The list comprehension over Iterators.product is faster than broadcasting because broadcasting requires index-ability. Since Iterators.product is a simple iterable, broadcast makes a copy of it with collect before doing its thing.

This is something I do think it’d be nice to have a better solution for — we’ve been brainstorming an API for it on the back-burner. Suggestions have included things like f.(orthogonalize(x, y, z)...) or f.(x, ^y, ^z).

3 Likes

Yes, apparently I skimmed your post too quickly, because I missed the fact that you were already using Iterators.product in your second solution.

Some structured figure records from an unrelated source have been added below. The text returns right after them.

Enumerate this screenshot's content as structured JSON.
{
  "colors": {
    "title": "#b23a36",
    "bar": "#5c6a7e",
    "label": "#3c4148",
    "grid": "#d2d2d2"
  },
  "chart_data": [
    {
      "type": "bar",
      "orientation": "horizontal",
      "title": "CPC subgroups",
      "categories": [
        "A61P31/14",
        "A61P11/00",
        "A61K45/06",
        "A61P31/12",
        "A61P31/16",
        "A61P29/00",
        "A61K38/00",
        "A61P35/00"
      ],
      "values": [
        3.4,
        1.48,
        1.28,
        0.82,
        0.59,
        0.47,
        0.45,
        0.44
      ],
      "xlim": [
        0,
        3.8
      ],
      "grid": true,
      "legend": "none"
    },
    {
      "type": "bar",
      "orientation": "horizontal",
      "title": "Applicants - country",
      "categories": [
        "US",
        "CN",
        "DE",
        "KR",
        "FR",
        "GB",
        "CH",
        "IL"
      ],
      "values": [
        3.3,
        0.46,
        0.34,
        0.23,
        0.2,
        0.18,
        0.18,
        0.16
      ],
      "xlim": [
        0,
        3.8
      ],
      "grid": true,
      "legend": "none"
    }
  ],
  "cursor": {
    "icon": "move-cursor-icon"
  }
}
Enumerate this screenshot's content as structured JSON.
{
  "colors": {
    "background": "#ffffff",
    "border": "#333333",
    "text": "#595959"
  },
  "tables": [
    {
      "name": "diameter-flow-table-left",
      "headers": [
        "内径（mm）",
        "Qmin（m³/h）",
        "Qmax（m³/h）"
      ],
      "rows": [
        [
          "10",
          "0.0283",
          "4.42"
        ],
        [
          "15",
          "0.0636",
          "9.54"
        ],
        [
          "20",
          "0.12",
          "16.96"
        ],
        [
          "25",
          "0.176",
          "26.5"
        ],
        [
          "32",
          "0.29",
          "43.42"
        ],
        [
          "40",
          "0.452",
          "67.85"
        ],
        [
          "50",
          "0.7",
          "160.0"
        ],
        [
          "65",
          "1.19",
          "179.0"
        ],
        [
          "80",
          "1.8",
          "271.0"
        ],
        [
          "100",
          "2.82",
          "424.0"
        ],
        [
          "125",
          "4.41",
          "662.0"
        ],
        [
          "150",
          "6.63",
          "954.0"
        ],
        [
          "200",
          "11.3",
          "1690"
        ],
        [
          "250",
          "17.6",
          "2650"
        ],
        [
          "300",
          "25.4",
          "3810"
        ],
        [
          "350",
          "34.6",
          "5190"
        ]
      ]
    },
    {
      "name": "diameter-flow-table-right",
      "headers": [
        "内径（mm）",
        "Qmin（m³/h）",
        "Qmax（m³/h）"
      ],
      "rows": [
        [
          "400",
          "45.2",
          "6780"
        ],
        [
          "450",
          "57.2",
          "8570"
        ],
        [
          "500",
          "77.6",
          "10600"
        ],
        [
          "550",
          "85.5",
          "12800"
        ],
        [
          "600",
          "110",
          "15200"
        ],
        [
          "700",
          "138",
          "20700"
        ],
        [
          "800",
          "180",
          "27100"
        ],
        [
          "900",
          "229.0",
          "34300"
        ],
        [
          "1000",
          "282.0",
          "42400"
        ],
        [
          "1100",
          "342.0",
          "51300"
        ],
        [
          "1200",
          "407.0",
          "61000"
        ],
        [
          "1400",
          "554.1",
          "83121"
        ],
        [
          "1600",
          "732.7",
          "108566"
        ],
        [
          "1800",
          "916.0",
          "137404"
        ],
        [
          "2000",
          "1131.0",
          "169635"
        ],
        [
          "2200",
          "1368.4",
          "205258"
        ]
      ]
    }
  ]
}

Can’t Iterators.product itself be made indexable when its inputs are? It already has shape when its input have shape – an unusual property for iterators outside the Julia world – so it doesn’t seem like a big leap.
Though maybe the fact that it’s in Iterators would make it less discoverable, since it’s somewhat surprising that “iterators” have shape and/or are indexable.

1 Like

Yup, it sure could. It’d be as simple as defining axes, getindex, and Broadcast.broadcastable (to behave as itself) for Base.Iterators.ProductIterator{Tuple{Vararg{AbstractArray}}}.

1 Like

Then maybe I will suggest that. I generally like to use broadcasting so julia can collapse some of the loops when concatenating multiple functions.

I also like the idea of orthogonolize or the similar. As you said you have been brainstorming: Is there an issue on that?

It’s a bit of a tangent to the actual issue, but we’ve been talking about it in What to do about nonscalar indexing? · Issue #30845 · JuliaLang/julia · GitHub.

1 Like